2.1. Quotes are made subject to all rights and are without obligation on the part of Bridgeneers. Quotes always only apply for the time specified in the quote, in principle 30 days after it was drawn up. Orders, agreements or other arrangements are only valid if confirmed in writing by the customer and an authorised person at Bridgeneers.
2.2. The signer of an agreement/ quote for the customer commits himself jointly and severally with the legal entity in whose name he is acting.
2.3. Any cancellation of the agreement by the customer must be made by registered letter. It is only valid subject to express acceptance by Bridgeneers. In the event of acceptance of the cancellation, the client shall, in addition to the compensation of the services already provided, owe fixed damages of 25% of the price of the order or the contracting, unless Bridgeneers proves higher damages.
2.4. It is agreed between the parties that, contrary to the Belgian Civil Code, the customer has no right to unilaterally terminate the agreement in case of the contracting of works (services).
3.1. Bridgeneers spends the necessary attention on the execution of the entrusted commissions and must provide a best-efforts obligation. The terms of delivery and/or performance are only given by way of information and are therefore not binding for Bridgeneers, unless explicitly agreed otherwise between the parties. However, delays in the delivery and/or performance can never give rise to penalties, damages, dissolution of the agreement or refusal to accept the product.
3.2. At each stage of the performance of the agreement, the customer shall provide Bridgeneers with all data deemed necessary for the performance of the agreement in due time. If these necessary data are not provided to Bridgeneers in time, Bridgeneers has the right to suspend the performance of the agreement and/or to invoice the customer for the extra costs resulting from the delay.
3.3. Partial deliveries and/or performances are allowed. Bridgeneers reserves the right to invoice these partial deliveries and/or performances as the works progress.
4.1. The agreement is reached at the prices specified in the agreement or signed quote and the method of payment provided therein, subject to mutually agreed deviations from the original quote that were confirmed by Bridgeneers.
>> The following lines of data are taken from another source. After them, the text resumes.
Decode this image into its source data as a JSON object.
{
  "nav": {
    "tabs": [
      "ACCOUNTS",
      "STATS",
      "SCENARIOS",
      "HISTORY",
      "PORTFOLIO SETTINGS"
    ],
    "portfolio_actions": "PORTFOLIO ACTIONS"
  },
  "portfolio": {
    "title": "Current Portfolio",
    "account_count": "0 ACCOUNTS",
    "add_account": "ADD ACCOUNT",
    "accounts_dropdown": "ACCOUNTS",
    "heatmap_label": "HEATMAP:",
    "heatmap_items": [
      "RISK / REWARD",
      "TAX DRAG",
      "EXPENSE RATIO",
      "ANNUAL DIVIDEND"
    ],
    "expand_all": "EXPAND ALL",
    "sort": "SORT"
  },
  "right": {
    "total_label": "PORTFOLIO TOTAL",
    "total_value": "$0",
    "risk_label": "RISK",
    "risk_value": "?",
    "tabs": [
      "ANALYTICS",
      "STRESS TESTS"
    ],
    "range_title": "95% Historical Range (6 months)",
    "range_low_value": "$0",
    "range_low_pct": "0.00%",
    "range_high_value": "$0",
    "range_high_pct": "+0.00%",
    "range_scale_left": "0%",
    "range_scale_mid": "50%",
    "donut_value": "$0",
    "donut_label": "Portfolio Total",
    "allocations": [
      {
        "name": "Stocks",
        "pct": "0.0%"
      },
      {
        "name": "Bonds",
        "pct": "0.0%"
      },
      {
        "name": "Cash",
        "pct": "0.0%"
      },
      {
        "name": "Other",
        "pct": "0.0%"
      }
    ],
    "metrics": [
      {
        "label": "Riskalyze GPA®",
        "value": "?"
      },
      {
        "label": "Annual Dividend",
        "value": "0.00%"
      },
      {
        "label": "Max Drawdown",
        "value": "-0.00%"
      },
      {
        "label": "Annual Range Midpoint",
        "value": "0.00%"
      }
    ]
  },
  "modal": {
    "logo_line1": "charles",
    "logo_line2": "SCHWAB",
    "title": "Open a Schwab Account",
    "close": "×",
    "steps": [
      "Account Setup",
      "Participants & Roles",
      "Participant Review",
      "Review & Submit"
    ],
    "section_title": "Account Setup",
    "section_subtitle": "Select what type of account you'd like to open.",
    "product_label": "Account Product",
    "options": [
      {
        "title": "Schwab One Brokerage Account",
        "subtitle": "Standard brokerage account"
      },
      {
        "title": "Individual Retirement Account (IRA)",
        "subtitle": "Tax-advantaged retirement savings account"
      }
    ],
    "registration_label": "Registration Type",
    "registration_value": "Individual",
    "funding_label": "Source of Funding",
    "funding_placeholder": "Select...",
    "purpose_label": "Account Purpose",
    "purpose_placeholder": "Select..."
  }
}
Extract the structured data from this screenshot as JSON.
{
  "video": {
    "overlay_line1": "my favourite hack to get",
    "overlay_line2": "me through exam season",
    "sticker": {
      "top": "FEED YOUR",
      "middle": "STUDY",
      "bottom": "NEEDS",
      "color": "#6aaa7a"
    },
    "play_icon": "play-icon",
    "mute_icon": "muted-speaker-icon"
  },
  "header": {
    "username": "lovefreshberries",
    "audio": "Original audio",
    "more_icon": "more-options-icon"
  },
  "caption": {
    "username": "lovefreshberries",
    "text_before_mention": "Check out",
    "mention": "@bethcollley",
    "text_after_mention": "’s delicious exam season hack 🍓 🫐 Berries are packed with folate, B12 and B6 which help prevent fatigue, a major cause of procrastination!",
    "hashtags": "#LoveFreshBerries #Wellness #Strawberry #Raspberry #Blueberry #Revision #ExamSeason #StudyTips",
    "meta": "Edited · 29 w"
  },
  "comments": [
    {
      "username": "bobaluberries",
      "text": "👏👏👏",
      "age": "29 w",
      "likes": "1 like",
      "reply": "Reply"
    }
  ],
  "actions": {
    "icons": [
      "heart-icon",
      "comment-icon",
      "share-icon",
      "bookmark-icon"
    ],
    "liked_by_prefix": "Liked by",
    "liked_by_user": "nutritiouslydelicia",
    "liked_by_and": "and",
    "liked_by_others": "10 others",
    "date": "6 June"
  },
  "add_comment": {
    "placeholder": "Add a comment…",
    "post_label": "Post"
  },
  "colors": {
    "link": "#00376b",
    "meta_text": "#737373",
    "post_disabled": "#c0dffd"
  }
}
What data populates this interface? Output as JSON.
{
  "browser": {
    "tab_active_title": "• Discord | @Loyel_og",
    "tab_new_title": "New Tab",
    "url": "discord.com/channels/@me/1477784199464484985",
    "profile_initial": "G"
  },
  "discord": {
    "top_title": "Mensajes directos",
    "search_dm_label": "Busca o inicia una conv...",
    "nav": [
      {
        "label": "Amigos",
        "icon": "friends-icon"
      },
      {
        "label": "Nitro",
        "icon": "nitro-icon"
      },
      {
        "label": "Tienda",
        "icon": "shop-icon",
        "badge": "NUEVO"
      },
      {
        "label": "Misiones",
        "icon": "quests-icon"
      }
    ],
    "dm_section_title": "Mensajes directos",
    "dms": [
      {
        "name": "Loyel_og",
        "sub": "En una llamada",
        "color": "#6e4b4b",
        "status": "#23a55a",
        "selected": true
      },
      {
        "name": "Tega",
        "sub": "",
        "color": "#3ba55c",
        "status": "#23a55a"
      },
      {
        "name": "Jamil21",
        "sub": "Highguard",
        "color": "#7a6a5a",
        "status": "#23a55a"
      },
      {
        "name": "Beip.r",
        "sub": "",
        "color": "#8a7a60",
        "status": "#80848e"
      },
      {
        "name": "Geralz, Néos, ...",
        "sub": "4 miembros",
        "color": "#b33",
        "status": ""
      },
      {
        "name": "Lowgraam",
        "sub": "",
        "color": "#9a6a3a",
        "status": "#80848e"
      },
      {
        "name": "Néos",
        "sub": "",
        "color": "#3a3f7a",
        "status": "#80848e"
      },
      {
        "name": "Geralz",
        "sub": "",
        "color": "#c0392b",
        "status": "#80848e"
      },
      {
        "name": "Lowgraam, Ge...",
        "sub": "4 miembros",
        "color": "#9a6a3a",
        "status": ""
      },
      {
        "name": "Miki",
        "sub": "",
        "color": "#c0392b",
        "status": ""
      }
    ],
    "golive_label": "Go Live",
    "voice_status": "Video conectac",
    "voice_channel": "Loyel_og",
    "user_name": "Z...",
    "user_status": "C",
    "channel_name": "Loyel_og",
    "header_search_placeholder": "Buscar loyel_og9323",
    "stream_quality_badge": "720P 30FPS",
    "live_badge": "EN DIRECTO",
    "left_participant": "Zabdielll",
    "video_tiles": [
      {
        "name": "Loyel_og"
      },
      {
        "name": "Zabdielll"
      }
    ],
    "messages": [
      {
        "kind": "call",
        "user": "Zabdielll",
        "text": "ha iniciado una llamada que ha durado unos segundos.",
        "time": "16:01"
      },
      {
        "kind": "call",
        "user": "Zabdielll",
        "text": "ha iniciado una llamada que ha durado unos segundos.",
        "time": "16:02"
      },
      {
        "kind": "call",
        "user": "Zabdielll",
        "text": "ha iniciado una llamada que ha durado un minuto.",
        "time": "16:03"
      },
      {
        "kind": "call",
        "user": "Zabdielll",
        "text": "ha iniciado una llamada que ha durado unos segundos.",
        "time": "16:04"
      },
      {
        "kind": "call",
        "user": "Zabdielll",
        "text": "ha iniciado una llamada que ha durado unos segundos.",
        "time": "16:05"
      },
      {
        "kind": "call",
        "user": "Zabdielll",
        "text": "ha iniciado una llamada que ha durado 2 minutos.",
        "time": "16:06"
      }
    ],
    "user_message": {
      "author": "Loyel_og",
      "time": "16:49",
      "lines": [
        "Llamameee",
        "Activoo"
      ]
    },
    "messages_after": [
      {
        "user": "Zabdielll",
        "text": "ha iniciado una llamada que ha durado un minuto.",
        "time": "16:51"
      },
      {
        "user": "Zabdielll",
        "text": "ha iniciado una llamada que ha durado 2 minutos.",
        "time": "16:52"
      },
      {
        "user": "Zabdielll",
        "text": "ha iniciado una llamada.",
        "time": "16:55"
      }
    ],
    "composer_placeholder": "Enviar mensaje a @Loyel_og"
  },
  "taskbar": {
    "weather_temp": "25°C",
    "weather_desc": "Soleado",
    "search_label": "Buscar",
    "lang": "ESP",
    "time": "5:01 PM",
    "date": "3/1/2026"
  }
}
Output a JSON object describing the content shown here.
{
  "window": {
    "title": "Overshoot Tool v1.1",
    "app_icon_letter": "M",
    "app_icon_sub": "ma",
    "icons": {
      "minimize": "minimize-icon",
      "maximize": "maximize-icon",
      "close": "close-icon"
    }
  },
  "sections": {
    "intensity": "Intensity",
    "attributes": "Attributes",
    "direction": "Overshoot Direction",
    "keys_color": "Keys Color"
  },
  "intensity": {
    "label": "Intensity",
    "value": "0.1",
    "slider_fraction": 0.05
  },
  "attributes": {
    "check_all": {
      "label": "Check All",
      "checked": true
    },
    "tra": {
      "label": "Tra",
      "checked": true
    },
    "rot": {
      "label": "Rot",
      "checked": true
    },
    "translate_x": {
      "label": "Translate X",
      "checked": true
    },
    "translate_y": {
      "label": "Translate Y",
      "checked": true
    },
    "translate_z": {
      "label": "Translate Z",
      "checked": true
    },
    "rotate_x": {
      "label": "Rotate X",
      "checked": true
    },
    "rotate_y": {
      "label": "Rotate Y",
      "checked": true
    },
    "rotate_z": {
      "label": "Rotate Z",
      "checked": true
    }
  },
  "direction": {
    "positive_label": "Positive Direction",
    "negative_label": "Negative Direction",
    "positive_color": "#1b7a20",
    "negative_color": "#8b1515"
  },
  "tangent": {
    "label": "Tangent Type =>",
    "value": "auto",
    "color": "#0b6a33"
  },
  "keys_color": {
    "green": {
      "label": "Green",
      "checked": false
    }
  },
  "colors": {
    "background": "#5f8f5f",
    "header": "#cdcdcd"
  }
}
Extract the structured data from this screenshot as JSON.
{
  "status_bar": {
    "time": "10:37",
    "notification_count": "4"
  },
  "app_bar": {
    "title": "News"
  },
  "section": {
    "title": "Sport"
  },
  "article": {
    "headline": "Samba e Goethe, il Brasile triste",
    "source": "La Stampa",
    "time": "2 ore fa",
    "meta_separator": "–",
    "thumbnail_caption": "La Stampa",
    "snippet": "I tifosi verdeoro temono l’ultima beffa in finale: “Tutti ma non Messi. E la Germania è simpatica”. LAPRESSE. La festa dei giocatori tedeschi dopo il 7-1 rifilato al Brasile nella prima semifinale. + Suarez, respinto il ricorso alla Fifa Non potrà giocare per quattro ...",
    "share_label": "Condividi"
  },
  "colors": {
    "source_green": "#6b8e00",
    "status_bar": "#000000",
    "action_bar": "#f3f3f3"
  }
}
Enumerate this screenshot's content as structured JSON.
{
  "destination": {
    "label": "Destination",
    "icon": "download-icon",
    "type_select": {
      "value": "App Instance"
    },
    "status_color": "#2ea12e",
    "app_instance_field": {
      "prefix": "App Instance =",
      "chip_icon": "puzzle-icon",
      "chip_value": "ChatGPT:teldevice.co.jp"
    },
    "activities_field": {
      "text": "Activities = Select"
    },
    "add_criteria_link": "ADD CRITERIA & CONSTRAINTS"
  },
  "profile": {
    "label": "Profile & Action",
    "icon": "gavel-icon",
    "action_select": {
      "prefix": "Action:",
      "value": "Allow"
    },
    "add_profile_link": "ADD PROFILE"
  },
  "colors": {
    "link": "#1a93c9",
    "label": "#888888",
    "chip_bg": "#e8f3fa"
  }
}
However, the price can be increased if between the period of entering into the agreement and/or the agreement/quote and the date of delivery of products and/or services, wages or other components that may affect the price (e.g. tax rates, social security charges, transport costs, raw material prices, energy costs, exchange rates, etc.) increase.
4.2. All prices are exclusive of VAT and other costs (transport, packaging, insurance, import and export taxes, etc.), unless explicitly specified otherwise. The VAT is payable by the customer.
5.1. Bridgeneers' invoices are, subject to written provisions to the contrary, payable in cash at its registered office.
5.2. Any invoice, the amount of which has not been settled or has not been settled in full on the due date, shall be increased by operation of law with fixed and irreducible damages to the amount of 10% of the amount due, with a minimum of €150.00, without prior notice of default being required. Moreover, interest on arrears shall be payable by operation of law at the legal interest rate in accordance with the Act of 2 August 2002 on arrears in payment in commercial transactions, without prior notice of default being required. Every started month is considered a full month. Partial payments shall first be used to cover costs, interest and damages and shall then be deducted from the principal balances.
5.3. In the event of non-observance of the agreed terms of payment, all outstanding invoices and/or debts become immediately due and payable and Bridgeneers has the right, without any notice of default or recourse to the courts, to suspend further deliveries and/or performances or to consider the agreement as dissolved, without prejudice to its claim for full compensation.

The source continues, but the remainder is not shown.